At the Bridgetown Comedy Festival in Portland (in 2010, its third year), I found myself standing next to Ahamefule in the back of a club, watching an old friend’s set. The guy was doing a bit about sex, or maybe online dating—I don’t remember the premise, but I remember that the punch line was “herpes,” and it was killing. It wasn’t a self-deprecating joke about the comic’s own herpes. It was about other people. People with herpes are gross, ha ha ha. Girls with herpes are sluts. I hope I never accidentally have sex with a gross slut with herpes! Let’s all laugh at people with herpes and pretend like none of the people in the room has herpes, even though, depending on which statistics you believe, anywhere from 15 percent to 75 percent of the people in the room have herpes. Let’s force all of those people to laugh along too, ha ha ha.
It’s a lazy joke, but a common one, and a year earlier I might not have thought anything of it. Just then, though, a friend was going through some shit—a partner had lied about his STI status, then slipped the condom off without her consent, and a few weeks later she erupted in sores so painful she couldn’t walk or sit, move or not move. She was devastated, not just because of the violation, the deception, and the pain, but because the disease is so stigmatized. She was sure she’d never be able to date again. It seemed entirely possible to her that she might be alone forever, and, she thought, maybe she deserved it. “You know,” I remember telling her, “it’s just a skin condition. A rash, like acne or hives or eczema. Are those shameful?” I rubbed her back while she sobbed in my car.
That interaction was fresh in my mind as I watched this dude—who is a funny, good person—tell his joke, and I thought about all the people in the audience who were plastering smiles over their feelings of shame, of being tainted and ruined forever, in that moment. I thought about my friend, who—unless you believe recreational sex is an abomination and STIs are god’s dunce caps—didn’t “deserve” this virus. Neither did anyone else in that room. So, did she deserve to have her trauma be the butt of a joke? Even if you could milk a cheap laugh out of the word “herpes,” was it worth it to shore up the stigma that made real people’s lives smaller and harder? Was the joke even that funny anyway?

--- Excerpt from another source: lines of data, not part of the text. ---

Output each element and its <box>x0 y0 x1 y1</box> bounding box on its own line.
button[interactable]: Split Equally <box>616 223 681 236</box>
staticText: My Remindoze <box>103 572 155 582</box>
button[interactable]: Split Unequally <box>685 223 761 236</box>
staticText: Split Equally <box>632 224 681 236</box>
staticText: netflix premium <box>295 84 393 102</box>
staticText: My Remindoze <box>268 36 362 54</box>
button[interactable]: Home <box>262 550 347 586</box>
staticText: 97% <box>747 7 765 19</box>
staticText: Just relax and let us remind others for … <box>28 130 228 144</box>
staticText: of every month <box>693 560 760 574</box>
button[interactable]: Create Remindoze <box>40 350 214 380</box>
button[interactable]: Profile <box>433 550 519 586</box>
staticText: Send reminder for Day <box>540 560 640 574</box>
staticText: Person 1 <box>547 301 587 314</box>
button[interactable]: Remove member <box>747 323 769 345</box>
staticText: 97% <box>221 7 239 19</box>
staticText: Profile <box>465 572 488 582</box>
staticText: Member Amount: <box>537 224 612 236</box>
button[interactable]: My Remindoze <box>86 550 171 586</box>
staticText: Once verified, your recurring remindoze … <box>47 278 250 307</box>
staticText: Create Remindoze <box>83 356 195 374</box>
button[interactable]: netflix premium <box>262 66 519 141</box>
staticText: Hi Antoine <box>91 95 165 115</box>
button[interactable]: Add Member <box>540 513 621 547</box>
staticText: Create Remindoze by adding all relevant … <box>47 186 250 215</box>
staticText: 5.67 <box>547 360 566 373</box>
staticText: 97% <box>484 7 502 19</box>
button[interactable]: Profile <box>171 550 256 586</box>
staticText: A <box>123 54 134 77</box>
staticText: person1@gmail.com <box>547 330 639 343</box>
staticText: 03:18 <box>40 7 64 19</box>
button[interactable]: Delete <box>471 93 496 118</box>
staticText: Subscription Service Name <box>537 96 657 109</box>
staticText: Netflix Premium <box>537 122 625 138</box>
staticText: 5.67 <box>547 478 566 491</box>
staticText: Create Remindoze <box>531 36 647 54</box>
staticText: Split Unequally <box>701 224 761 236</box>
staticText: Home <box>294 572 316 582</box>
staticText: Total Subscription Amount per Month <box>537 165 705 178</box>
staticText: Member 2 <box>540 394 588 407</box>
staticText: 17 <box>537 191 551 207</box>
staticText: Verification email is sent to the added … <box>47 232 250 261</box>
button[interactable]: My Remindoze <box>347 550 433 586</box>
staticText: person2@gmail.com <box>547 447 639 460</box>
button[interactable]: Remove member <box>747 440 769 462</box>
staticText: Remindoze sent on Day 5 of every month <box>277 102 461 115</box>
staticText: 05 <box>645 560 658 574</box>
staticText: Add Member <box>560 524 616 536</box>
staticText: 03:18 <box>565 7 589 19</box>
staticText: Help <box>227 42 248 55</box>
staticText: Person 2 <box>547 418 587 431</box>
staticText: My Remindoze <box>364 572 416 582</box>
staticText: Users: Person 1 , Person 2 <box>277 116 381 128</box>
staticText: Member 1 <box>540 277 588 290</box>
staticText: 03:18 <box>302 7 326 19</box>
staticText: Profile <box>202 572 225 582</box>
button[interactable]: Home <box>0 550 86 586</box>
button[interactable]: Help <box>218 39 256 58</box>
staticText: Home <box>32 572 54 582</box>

Stigma works like this: Comic makes people with herpes the butt of his joke. Audience laughs. People with herpes see their worst fears affirmed—they are disgusting, broken, unlovable. People without herpes see their worst instincts validated—they are clean, virtuous, better. Everyone agrees that no one wants to fuck someone with herpes. If people with herpes want to object, they have to 1) publicize the fact that they have herpes, and 2) be accused of oversensitivity, of ruining the fun. Instead, they stay quiet and laugh along. The joke does well. So well that maybe the comedian writes another one.
I cycled through that system over and over in my head. It was maddeningly efficient—what were people supposed to do? More broadly, in a nation where puritanical gasbags have a death grip on our public education system, can we really expect ironclad safe sex practices in people from whom comprehensive sex ed has been withheld? Blaming and shaming people for their own illnesses has always been the realm of moralists and hypocrites, of the anti-sex status quo. Isn’t comedy supposed to be the vanguard of counterculture? Of speaking truth to power? The longer I turned it over the more furious I became. Why do we all just laugh along with this?